Thibaut Pez transforme les blessures de l’enfance en geste d’affirmation avec Mauvais sang. Un premier EP court et frontal, où l’intime devient politique et où l’on apprend, enfin, à ne plus s’excuser.
Chez Thibaut Pez, tout commence par une tension. Celle d’un corps qui a appris très tôt qu’il ne rentrerait pas dans le cadre, et qui a longtemps dû composer avec ce décalage. Artiste à la croisée de la musique, du théâtre et de la performance, il développe depuis plusieurs projets une œuvre traversée par les questions d’identité et de regard. Avec Mauvais sang, son premier EP, il pose les bases d’un récit sans jamais céder à la tentation de l’explication frontale. Ici, tout passe par des images, des sensations, des fragments.
La ligne est claire d’entrée de jeu. « Oh papa, qu’as-tu fait de moi ? », chante-t-il dès le titre d’ouverture. La phrase pourrait annoncer une plainte, elle ouvre en réalité un renversement. Thibaut replonge dans ce moment où les mots des autres commencent à peser, où l’on comprend que quelque chose, aux yeux du monde, ne va pas. Mais plutôt que de chercher à réparer, il choisit d’assumer. Le « mauvais sang » devient alors un point d’appui, presque une matière. Ce geste se prolonge ailleurs : dans la pochette, où il rejoue une scène d’enfance maquillé avec les affaires de sa mère, comme dans la reprise de Peau d’Âne imaginée avec Thomas Jolly, qui fait dialoguer héritage et présent.

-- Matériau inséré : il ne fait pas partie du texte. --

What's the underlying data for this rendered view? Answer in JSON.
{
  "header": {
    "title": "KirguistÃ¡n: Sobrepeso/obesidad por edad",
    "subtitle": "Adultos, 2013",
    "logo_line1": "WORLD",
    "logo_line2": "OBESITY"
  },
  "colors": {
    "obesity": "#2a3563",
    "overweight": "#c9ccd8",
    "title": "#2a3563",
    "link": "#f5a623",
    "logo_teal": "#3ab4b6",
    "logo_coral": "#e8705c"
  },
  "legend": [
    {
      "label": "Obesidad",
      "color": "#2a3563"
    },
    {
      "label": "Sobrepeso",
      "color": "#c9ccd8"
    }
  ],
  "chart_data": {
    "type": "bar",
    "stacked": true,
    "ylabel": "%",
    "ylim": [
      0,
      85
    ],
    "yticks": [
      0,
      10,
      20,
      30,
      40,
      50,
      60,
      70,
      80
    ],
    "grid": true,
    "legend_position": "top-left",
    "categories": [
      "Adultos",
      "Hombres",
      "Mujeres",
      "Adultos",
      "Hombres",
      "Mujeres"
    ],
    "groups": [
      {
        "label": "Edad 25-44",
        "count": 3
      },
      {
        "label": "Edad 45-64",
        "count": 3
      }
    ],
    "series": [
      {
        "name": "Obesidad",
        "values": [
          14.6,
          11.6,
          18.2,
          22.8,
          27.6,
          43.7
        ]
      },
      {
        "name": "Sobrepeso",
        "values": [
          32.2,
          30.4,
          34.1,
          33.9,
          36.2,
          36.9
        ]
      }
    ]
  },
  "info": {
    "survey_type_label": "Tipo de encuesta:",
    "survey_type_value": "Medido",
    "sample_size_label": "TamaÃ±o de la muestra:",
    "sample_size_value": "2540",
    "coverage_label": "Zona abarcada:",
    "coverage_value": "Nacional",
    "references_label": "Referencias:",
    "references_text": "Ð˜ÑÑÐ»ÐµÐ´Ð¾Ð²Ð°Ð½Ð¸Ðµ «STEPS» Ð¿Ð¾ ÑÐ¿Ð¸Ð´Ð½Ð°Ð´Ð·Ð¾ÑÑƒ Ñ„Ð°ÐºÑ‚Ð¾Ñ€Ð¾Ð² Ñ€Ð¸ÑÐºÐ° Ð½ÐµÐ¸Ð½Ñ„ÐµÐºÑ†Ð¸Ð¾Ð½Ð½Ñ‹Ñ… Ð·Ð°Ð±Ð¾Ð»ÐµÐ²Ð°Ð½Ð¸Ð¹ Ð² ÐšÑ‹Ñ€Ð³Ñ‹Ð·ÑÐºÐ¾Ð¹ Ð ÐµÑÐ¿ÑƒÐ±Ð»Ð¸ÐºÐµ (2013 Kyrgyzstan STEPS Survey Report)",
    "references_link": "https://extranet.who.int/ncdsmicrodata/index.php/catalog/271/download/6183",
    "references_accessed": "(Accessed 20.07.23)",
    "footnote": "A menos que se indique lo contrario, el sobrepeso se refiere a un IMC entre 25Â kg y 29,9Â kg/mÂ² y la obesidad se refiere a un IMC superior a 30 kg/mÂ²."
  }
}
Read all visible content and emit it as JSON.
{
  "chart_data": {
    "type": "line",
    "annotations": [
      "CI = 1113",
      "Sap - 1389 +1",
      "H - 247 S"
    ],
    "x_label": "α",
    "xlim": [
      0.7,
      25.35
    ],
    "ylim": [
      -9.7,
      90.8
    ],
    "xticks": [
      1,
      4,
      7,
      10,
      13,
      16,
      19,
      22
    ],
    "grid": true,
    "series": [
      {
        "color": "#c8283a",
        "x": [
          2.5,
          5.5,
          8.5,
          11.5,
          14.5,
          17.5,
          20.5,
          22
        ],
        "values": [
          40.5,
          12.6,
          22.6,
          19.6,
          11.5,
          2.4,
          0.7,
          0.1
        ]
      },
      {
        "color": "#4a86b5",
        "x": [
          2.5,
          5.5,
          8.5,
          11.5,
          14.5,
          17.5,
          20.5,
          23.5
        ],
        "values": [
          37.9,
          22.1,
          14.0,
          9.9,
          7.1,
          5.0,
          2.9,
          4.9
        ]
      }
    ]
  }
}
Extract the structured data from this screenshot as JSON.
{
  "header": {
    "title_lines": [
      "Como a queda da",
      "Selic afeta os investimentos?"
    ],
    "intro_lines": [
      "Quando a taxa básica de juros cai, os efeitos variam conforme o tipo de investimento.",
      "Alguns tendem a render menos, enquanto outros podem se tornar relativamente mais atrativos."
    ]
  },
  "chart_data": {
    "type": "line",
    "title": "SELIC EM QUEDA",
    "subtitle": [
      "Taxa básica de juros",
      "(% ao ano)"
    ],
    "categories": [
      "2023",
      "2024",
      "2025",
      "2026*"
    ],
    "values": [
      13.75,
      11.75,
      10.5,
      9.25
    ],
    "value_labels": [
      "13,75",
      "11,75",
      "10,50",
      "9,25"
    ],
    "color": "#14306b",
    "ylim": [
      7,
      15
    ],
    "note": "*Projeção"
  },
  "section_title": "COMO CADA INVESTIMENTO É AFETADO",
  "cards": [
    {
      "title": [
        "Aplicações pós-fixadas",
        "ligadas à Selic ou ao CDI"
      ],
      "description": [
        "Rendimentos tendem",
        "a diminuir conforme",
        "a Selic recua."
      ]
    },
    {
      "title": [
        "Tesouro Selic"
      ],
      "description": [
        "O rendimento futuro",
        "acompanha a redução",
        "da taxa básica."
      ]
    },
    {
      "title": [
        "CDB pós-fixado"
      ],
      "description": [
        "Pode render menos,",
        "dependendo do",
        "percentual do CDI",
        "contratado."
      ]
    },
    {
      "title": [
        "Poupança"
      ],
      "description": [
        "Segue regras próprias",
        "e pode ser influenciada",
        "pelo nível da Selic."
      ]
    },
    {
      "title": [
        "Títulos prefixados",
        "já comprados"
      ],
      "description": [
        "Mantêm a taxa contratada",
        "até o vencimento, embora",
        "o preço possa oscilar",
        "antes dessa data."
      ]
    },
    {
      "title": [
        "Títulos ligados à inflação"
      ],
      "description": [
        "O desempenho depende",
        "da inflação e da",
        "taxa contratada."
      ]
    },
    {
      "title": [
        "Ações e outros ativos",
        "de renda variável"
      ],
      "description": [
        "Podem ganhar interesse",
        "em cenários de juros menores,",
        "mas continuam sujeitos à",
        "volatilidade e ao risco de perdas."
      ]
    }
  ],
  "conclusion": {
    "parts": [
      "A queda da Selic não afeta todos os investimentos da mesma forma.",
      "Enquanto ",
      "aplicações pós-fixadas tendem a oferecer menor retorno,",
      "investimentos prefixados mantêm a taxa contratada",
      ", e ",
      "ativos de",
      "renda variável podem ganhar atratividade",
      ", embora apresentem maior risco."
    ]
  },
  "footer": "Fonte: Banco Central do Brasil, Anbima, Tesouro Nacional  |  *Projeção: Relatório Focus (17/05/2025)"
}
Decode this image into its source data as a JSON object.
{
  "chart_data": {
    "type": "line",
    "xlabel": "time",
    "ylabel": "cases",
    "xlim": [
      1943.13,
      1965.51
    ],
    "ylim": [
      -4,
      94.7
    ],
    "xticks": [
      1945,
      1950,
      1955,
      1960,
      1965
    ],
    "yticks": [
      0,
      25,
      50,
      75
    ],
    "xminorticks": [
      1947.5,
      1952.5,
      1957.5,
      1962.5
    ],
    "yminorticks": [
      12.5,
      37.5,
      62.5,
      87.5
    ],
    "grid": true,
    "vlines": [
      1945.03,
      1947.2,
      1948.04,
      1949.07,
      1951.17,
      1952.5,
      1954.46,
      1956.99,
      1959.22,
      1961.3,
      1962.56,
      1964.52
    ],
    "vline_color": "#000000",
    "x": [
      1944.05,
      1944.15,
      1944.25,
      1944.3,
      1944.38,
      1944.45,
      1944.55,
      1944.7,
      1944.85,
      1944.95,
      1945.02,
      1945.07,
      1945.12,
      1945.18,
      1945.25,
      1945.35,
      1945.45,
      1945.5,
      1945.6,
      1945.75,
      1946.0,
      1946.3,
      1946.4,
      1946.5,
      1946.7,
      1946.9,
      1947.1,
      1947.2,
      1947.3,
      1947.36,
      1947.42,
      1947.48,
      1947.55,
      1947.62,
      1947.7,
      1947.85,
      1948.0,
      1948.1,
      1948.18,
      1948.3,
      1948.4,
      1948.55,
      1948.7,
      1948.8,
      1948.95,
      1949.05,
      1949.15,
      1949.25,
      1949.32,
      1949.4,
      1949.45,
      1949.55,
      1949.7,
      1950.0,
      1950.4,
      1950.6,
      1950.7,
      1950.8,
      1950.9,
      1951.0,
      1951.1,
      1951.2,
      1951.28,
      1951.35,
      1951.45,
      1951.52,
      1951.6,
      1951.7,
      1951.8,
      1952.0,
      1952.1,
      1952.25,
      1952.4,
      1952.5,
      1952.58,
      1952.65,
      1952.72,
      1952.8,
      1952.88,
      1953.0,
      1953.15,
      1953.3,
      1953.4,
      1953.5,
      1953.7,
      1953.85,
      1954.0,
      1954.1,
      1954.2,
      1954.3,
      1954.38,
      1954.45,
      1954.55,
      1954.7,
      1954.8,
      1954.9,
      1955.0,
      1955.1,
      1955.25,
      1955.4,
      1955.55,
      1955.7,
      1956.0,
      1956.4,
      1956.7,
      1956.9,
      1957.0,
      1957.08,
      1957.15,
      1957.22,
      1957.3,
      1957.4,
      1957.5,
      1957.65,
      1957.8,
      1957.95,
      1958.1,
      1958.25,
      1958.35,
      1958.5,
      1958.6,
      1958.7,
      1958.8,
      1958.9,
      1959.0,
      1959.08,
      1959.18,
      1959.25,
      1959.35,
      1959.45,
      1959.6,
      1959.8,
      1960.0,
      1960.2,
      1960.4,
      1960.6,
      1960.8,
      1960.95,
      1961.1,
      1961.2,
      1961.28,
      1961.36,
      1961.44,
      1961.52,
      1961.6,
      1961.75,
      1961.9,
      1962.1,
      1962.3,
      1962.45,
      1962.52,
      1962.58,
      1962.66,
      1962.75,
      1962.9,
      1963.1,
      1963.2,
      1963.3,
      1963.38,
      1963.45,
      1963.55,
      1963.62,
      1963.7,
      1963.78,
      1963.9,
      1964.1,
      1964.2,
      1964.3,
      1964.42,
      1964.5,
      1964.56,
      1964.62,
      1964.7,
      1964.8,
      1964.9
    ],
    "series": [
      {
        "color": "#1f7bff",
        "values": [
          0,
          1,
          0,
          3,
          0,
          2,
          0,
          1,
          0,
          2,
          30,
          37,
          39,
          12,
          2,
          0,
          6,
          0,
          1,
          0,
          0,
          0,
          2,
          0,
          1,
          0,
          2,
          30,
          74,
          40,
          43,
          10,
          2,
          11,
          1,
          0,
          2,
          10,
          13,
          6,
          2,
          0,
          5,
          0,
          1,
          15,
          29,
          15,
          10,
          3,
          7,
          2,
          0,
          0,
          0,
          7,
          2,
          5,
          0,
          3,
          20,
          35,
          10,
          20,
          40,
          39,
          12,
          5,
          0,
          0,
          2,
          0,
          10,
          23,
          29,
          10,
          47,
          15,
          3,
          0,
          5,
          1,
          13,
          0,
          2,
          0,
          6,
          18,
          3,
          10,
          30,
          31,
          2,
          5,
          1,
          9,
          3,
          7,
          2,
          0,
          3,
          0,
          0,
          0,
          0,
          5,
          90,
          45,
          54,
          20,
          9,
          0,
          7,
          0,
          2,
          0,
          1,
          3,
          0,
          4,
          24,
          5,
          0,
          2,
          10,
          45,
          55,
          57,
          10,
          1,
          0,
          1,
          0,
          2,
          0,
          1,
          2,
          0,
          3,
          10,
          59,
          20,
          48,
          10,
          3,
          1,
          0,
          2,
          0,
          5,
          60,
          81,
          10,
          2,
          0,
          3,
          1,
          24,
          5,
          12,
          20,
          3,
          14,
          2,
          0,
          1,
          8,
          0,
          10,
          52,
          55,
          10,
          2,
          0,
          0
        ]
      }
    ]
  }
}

Le reste du disque explore cette trajectoire sans jamais la figer. « Ça me passe l’envie », derrière son apparente légèreté pop, laisse affleurer une forme d’usure, celle que produit le regard de l’autre quand il devient trop insistant. À l’inverse, « Quel bonheur (que tu n’existes plus) » ouvre un espace de respiration : celui d’un détachement enfin possible, d’une joie presque incrédule de ne plus être atteint. Entre les deux, « Rêve secret d’un prince et d’une princesse », partagé avec Thomas Jolly, esquisse un conte queer où l’amour hésite encore entre le secret et l’exposition, tandis que « Le goût du jour » referme l’ensemble sur une note plus sourde, celle d’un quotidien que l’on traverse parfois sans y être tout à fait.
En parallèle, Thibaut Pez prolonge cette exploration avec un podcast du même nom, où il donne la parole à des artistes comme Paloma ou Aloïse Sauvage. Des récits différents, mais qui finissent par se rejoindre dans une même tentative de mise en mots. Mauvais sang procède du même mouvement. Court, parfois à vif, l’EP expose, relie, transforme. Et dans cet espace-là, sans jamais forcer l’identification, il touche à quelque chose de familier.